Dr. Rabia Bana, Waterloo region's associate medical officer of health, said last week that local testing has a positivity rate as high as 40 per cent. That and wastewater monitoring give "a comprehensive picture."

"We know that we have very high levels of community transmission in our community, and locally here in the region," she told reporters.

Dr. Elizabeth Richardson, Hamilton's medical officer of health, says wastewater testing hasn't been a good indicator in Hamilton. (Bobby Hristova/CBC)

"So I think we know and can expect that over the next six to eight weeks, we are going to see a rise in the number of cases."

Arts talked to CBC News Tuesday about the new reality of COVID numbers. The following has been edited for length.

How inaccurate are the daily numbers that the province is putting out every day at this point? 

Very. They don't reflect reality in any way right now, partly because the vast majority of people are not being tested that have symptoms and in all likelihood have SARS-CoV-2 or Omicron. 

Is there a reason to be reporting the daily numbers then if they're not even close to accurate? 

Yes. The reason why is we need to understand when we reach our peak and how long that lasts, and when the wave of hospitalizations will emerge and when it will end. That has been a pretty significant number through the past waves. So without understanding where we are with case counts, we don't know how our hospitalizations will change over time. And we don't know if the mitigations that, for example, the Ontario government just put into place are having an effect.

Are we able to even ballpark what the real numbers are at this point?

We definitely can do that. The way we've been doing it over over a year now is monitoring the wastewater in most major urban centres across Ontario through a program that's run through the Ministry of Environment in association with the Ministry of Health. That data is accumulated and analyzed. Basically, the idea is that most people that are infected with SARS-CoV-2 also defecated into the water.

Then we monitor the water and wastewater plants across the province. There are a number of laboratories, including ones in Waterloo and Guelph and at Western that do a pretty heavy load of analyzing and reporting that back to the Public Health Ontario and the Public Health Agency of Canada. That is utilized in estimating the numbers of cases in the province and in the country. 

Is the government looking at that kind of metric to guide its policy?

Well, I'm not at the level where I can say that. I know that we report the data here in London from multiple sites in Ontario, and there are others that do it across Ontario. That all goes into a central database that is then compiled and provided to the province.

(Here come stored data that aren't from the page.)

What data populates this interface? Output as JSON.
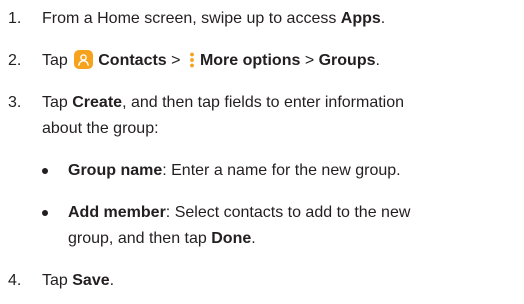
{
  "steps": [
    {
      "number": "1.",
      "pre": "From a Home screen, swipe up to access ",
      "apps": "Apps",
      "post": "."
    },
    {
      "number": "2.",
      "tap": "Tap ",
      "contacts": "Contacts",
      "sep1": " > ",
      "more_options": "More options",
      "sep2": " > ",
      "groups": "Groups",
      "post": "."
    },
    {
      "number": "3.",
      "tap": "Tap ",
      "create": "Create",
      "line1_rest": ", and then tap fields to enter information",
      "line2": "about the group:"
    },
    {
      "number": "4.",
      "tap": "Tap ",
      "save": "Save",
      "post": "."
    }
  ],
  "bullets": [
    {
      "label": "Group name",
      "text": ": Enter a name for the new group."
    },
    {
      "label": "Add member",
      "text1": ": Select contacts to add to the new",
      "text2_pre": "group, and then tap ",
      "done": "Done",
      "text2_post": "."
    }
  ],
  "colors": {
    "text": "#231f20",
    "contacts_icon": "#f6a21d"
  },
  "icons": {
    "contacts": "contacts-app-icon",
    "more_options": "vertical-ellipsis-icon"
  }
}
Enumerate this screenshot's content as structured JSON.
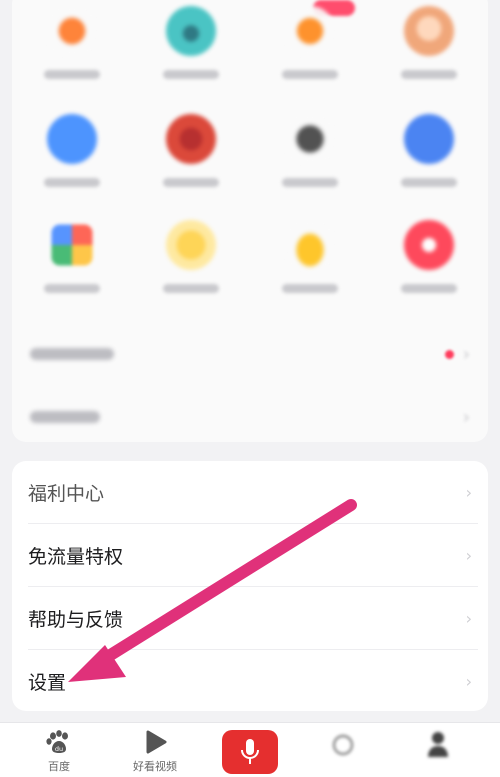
{
  "menu": {
    "items": [
      {
        "label": "福利中心"
      },
      {
        "label": "免流量特权"
      },
      {
        "label": "帮助与反馈"
      },
      {
        "label": "设置"
      }
    ],
    "chevron": "›"
  },
  "tabbar": {
    "tabs": [
      {
        "label": "百度",
        "icon": "baidu-paw-icon"
      },
      {
        "label": "好看视频",
        "icon": "play-icon"
      },
      {
        "label": "",
        "icon": "mic-icon"
      },
      {
        "label": "",
        "icon": "message-icon"
      },
      {
        "label": "",
        "icon": "profile-icon"
      }
    ]
  },
  "colors": {
    "accent_red": "#e52f2f",
    "arrow": "#e0317a"
  }
}
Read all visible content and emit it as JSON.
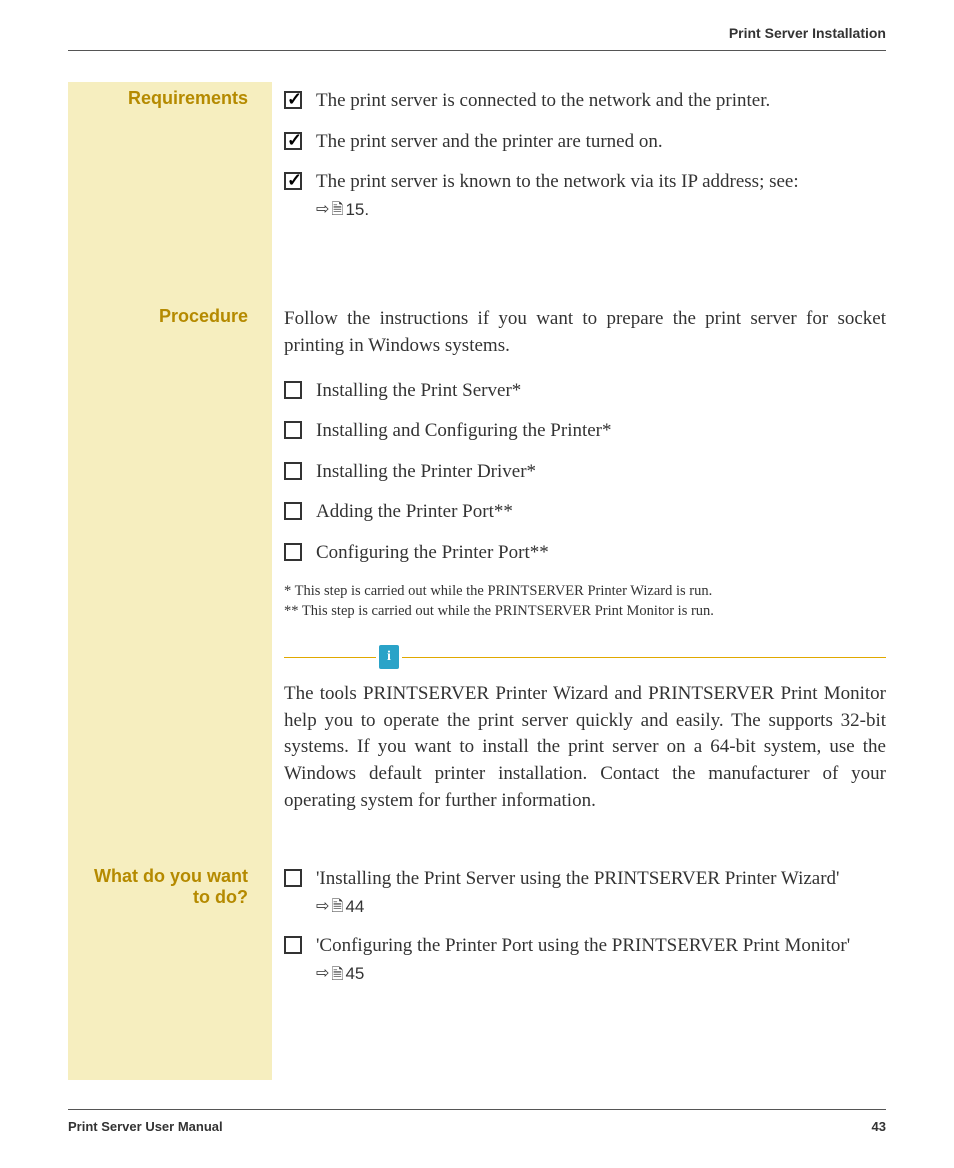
{
  "header": {
    "title": "Print Server Installation"
  },
  "requirements": {
    "label": "Requirements",
    "items": [
      {
        "text": "The print server is connected to the network and the printer."
      },
      {
        "text": "The print server and the printer are turned on."
      },
      {
        "text": "The print server is known to the network via its IP address; see:",
        "ref": "15."
      }
    ]
  },
  "procedure": {
    "label": "Procedure",
    "intro": "Follow the instructions if you want to prepare the print server for socket printing in Windows systems.",
    "steps": [
      "Installing the Print Server*",
      "Installing and Configuring the Printer*",
      "Installing the Printer Driver*",
      "Adding the Printer Port**",
      "Configuring the Printer Port**"
    ],
    "footnote1": "* This step is carried out while the PRINTSERVER Printer Wizard is run.",
    "footnote2": "** This step is carried out while the PRINTSERVER Print Monitor is run.",
    "info": "The tools PRINTSERVER Printer Wizard and PRINTSERVER Print Monitor help you to operate the print server quickly and easily. The supports 32-bit systems. If you want to install the print server on a 64-bit system, use the Windows default printer installation. Contact the manufacturer of your operating system for further information."
  },
  "whattodo": {
    "label_line1": "What do you want",
    "label_line2": "to do?",
    "items": [
      {
        "text": "'Installing the Print Server using the PRINTSERVER Printer Wizard'",
        "ref": "44"
      },
      {
        "text": "'Configuring the Printer Port using the PRINTSERVER Print Monitor'",
        "ref": "45"
      }
    ]
  },
  "footer": {
    "left": "Print Server User Manual",
    "right": "43"
  }
}
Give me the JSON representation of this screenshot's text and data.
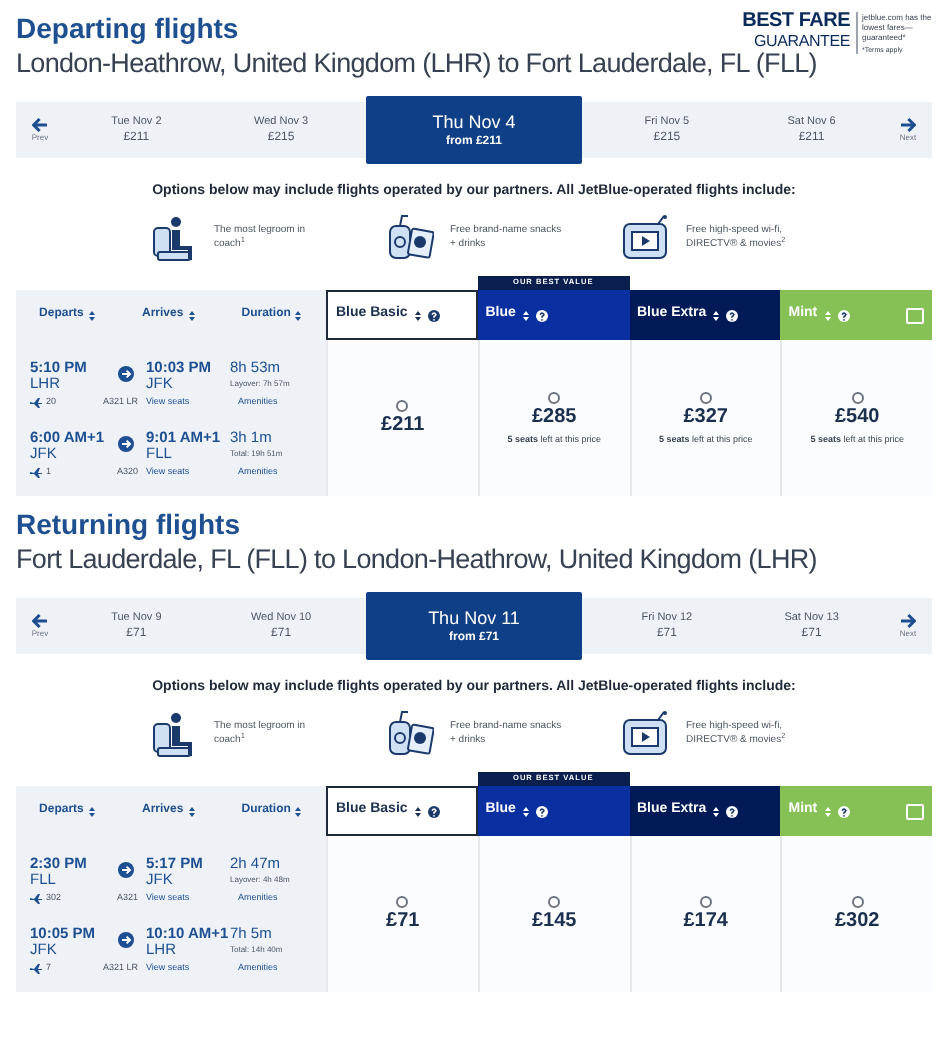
{
  "guarantee": {
    "title": "BEST FARE",
    "subtitle": "GUARANTEE",
    "note": "jetblue.com has the lowest fares—guaranteed*",
    "terms": "*Terms apply"
  },
  "sections": [
    {
      "title": "Departing flights",
      "route": "London-Heathrow, United Kingdom (LHR) to Fort Lauderdale, FL (FLL)",
      "prev": "Prev",
      "next": "Next",
      "days": [
        {
          "day": "Tue Nov 2",
          "price": "£211",
          "selected": false
        },
        {
          "day": "Wed Nov 3",
          "price": "£215",
          "selected": false
        },
        {
          "day": "Thu Nov 4",
          "price": "from £211",
          "selected": true
        },
        {
          "day": "Fri Nov 5",
          "price": "£215",
          "selected": false
        },
        {
          "day": "Sat Nov 6",
          "price": "£211",
          "selected": false
        }
      ],
      "options_note": "Options below may include flights operated by our partners. All JetBlue-operated flights include:",
      "amenities": [
        {
          "kind": "seat",
          "text": "The most legroom in coach$^{1}$"
        },
        {
          "kind": "snacks",
          "text": "Free brand-name snacks + drinks"
        },
        {
          "kind": "tv",
          "text": "Free high-speed wi-fi, DIRECTV® & movies$^{2}$"
        }
      ],
      "columns": [
        "Departs",
        "Arrives",
        "Duration"
      ],
      "fares": [
        {
          "name": "Blue Basic",
          "color": "#ffffff"
        },
        {
          "name": "Blue",
          "color": "#0a2fa0",
          "badge": "OUR BEST VALUE"
        },
        {
          "name": "Blue Extra",
          "color": "#001a57"
        },
        {
          "name": "Mint",
          "color": "#86c155",
          "checked": false
        }
      ],
      "segments": [
        {
          "depart_time": "5:10 PM",
          "depart_airport": "LHR",
          "arrive_time": "10:03 PM",
          "arrive_airport": "JFK",
          "duration": "8h 53m",
          "detail": "Layover: 7h 57m",
          "flight": "20",
          "aircraft": "A321 LR",
          "seats_link": "View seats",
          "amenities_link": "Amenities"
        },
        {
          "depart_time": "6:00 AM+1",
          "depart_airport": "JFK",
          "arrive_time": "9:01 AM+1",
          "arrive_airport": "FLL",
          "duration": "3h 1m",
          "detail": "Total: 19h 51m",
          "flight": "1",
          "aircraft": "A320",
          "seats_link": "View seats",
          "amenities_link": "Amenities"
        }
      ],
      "prices": [
        {
          "price": "£211",
          "selected": false
        },
        {
          "price": "£285",
          "note": "**5 seats** left at this price",
          "selected": false
        },
        {
          "price": "£327",
          "note": "**5 seats** left at this price",
          "selected": false
        },
        {
          "price": "£540",
          "note": "**5 seats** left at this price",
          "selected": false
        }
      ]
    },
    {
      "title": "Returning flights",
      "route": "Fort Lauderdale, FL (FLL) to London-Heathrow, United Kingdom (LHR)",
      "prev": "Prev",
      "next": "Next",
      "days": [
        {
          "day": "Tue Nov 9",
          "price": "£71",
          "selected": false
        },
        {
          "day": "Wed Nov 10",
          "price": "£71",
          "selected": false
        },
        {
          "day": "Thu Nov 11",
          "price": "from £71",
          "selected": true
        },
        {
          "day": "Fri Nov 12",
          "price": "£71",
          "selected": false
        },
        {
          "day": "Sat Nov 13",
          "price": "£71",
          "selected": false
        }
      ],
      "options_note": "Options below may include flights operated by our partners. All JetBlue-operated flights include:",
      "amenities": [
        {
          "kind": "seat",
          "text": "The most legroom in coach$^{1}$"
        },
        {
          "kind": "snacks",
          "text": "Free brand-name snacks + drinks"
        },
        {
          "kind": "tv",
          "text": "Free high-speed wi-fi, DIRECTV® & movies$^{2}$"
        }
      ],
      "columns": [
        "Departs",
        "Arrives",
        "Duration"
      ],
      "fares": [
        {
          "name": "Blue Basic",
          "color": "#ffffff"
        },
        {
          "name": "Blue",
          "color": "#0a2fa0",
          "badge": "OUR BEST VALUE"
        },
        {
          "name": "Blue Extra",
          "color": "#001a57"
        },
        {
          "name": "Mint",
          "color": "#86c155",
          "checked": false
        }
      ],
      "segments": [
        {
          "depart_time": "2:30 PM",
          "depart_airport": "FLL",
          "arrive_time": "5:17 PM",
          "arrive_airport": "JFK",
          "duration": "2h 47m",
          "detail": "Layover: 4h 48m",
          "flight": "302",
          "aircraft": "A321",
          "seats_link": "View seats",
          "amenities_link": "Amenities"
        },
        {
          "depart_time": "10:05 PM",
          "depart_airport": "JFK",
          "arrive_time": "10:10 AM+1",
          "arrive_airport": "LHR",
          "duration": "7h 5m",
          "detail": "Total: 14h 40m",
          "flight": "7",
          "aircraft": "A321 LR",
          "seats_link": "View seats",
          "amenities_link": "Amenities"
        }
      ],
      "prices": [
        {
          "price": "£71",
          "selected": false
        },
        {
          "price": "£145",
          "selected": false
        },
        {
          "price": "£174",
          "selected": false
        },
        {
          "price": "£302",
          "selected": false
        }
      ]
    }
  ]
}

In past waves, it tracked very well with case counts. In this current wave, we could use that as an estimate of the number of cases and the burden that we have. In all likelihood, we estimate that we're about three times off the reporting of cases in terms of the total number of cases.

So we're closer to, maybe, 50,000 new cases a day?

Potentially. And it's really hard because I don't have access to all the numbers, for example, on the wastewater across Ontario, and I don't have access to the modellers that would estimate the number of cases across Ontario. But that can be done, and I suspect it is being done for the province. It's just not shared publicly. 

Chief Medical Officer of Health Dr. Kieran Moore mentioned using hospital data, but we know that comes after the fact, when people are already sick enough to be hospitalized. How do we know when we're heading in the direction of hospitals being full?

Well, that's where this information comes in. For example, wastewater is probably the way we have to track it now because we're not getting accurate information on case counts. If we look at it, it looks like the case counts are actually going down, not up. But we also know that there's insufficient testing in the community, so we need a different metric to measure case counts now. Unfortunately, I think wastewater is about the only one we have.

I don't think we've hit our peak yet in the number of cases, so we probably have not hit our peak at the number of hospitalizations.